As designers we are party in the process of designing the built environment. This however rarely takes place as a single act but is part of longer and wider process in the production of space and does not finish with the execution of any architectural design. Evidence of lives and events, past and present, inhabit the built fabric, often bringing with them value for those who occupy and use these spaces. Our appreciation of this is crucial in order to prevent its erasure. Likewise, our understanding of our role in the creation of future interfaces and an ongoing enrichment of the environment is vital. Connective architecture engages with these concerns, working deeply within place and across time.
An edge can be thought of as any point of interface where one entity ends and another starts. This very notion of edge implies fragility or vulnerability. In the similar way that physical edges are often prone to damage or are places where fracturing or failure of an entity begins, fringes or edges in a social, and economic sense share a similar fragility.
Alterations to such edges bring with them change not only to the edge itself but also to the entity with which it interfaces.

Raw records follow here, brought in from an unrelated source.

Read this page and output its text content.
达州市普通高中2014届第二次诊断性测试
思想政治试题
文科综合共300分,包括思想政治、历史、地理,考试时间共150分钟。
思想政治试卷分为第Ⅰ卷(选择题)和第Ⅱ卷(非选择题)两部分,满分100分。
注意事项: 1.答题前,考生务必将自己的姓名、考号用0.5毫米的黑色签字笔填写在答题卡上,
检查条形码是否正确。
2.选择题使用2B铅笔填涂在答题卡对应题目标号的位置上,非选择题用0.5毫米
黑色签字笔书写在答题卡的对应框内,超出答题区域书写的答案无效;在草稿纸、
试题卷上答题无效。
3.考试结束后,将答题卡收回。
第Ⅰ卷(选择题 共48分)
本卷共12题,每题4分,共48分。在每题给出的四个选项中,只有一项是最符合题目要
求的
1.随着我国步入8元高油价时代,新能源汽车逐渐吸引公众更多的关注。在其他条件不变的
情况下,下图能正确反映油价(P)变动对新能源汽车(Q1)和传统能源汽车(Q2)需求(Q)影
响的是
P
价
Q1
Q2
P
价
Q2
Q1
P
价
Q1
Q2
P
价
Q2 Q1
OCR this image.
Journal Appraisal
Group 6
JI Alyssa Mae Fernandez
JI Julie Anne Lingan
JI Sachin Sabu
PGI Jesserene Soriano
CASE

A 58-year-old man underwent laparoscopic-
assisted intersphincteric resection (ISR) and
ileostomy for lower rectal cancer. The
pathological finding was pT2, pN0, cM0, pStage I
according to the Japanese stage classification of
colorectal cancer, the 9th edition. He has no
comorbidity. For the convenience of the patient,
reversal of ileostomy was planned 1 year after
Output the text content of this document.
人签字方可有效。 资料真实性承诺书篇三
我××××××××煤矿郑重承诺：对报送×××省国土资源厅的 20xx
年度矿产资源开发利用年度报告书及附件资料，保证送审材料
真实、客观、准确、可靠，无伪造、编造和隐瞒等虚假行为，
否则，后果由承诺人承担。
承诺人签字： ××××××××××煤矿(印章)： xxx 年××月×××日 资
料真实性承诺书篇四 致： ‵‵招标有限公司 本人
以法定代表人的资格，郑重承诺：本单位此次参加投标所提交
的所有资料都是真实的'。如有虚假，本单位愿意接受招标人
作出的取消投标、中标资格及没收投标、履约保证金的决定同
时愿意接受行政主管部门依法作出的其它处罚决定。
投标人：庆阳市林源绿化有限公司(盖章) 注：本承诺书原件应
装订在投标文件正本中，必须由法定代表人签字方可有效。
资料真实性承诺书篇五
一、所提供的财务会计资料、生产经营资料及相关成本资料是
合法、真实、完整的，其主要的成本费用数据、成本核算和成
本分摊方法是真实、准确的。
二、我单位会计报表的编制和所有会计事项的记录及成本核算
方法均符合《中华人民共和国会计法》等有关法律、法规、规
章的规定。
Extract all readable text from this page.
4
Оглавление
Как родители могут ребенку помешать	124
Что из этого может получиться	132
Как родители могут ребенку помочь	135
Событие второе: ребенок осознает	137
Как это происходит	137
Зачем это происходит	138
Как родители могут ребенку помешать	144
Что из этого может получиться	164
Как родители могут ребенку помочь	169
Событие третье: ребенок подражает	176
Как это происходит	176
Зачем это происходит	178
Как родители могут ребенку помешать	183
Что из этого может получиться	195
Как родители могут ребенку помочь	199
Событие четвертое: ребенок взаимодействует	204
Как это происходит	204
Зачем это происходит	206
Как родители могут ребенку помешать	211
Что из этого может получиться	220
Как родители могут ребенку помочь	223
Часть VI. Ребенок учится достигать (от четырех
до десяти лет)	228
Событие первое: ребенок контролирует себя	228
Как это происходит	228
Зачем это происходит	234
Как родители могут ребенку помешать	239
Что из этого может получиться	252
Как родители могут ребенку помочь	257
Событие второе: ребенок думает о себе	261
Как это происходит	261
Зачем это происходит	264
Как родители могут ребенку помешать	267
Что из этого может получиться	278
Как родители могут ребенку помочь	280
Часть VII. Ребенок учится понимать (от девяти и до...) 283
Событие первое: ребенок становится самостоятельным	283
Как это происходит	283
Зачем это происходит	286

In the example of coastal geology, alterations to defend a vulnerable cliff invariably shift fragility to a new location where there are no defences. This can be seen in aerial views of Rottingdean’s cliffs and coast. The addition of beach groynes disturb the natural movement of shingle and sand up and down the coastline, starving other of material to refresh that washed away and creating new locations for coastal vulnerability.
Contrary to apparent logic, soft edges can be seen to be actually more resilient than new hard edges. Soft edges have capacity to reconfigure, adapt, adjust, reposition themselves, responding to changing conditions over time. As such they offer much potential for coastal geologies, and share affiliations with ideas of ‘informality’ and ‘incrementality’ in the design of the built environment. These shared concerns of responsiveness and interconnectedness, allied with community engagement and site specific approaches to design are the underpinning of connective architecture.
key themes: connective architecture; body and landscape; edge conditions; natural and social ecologies; resilience; time-sensitive architectures.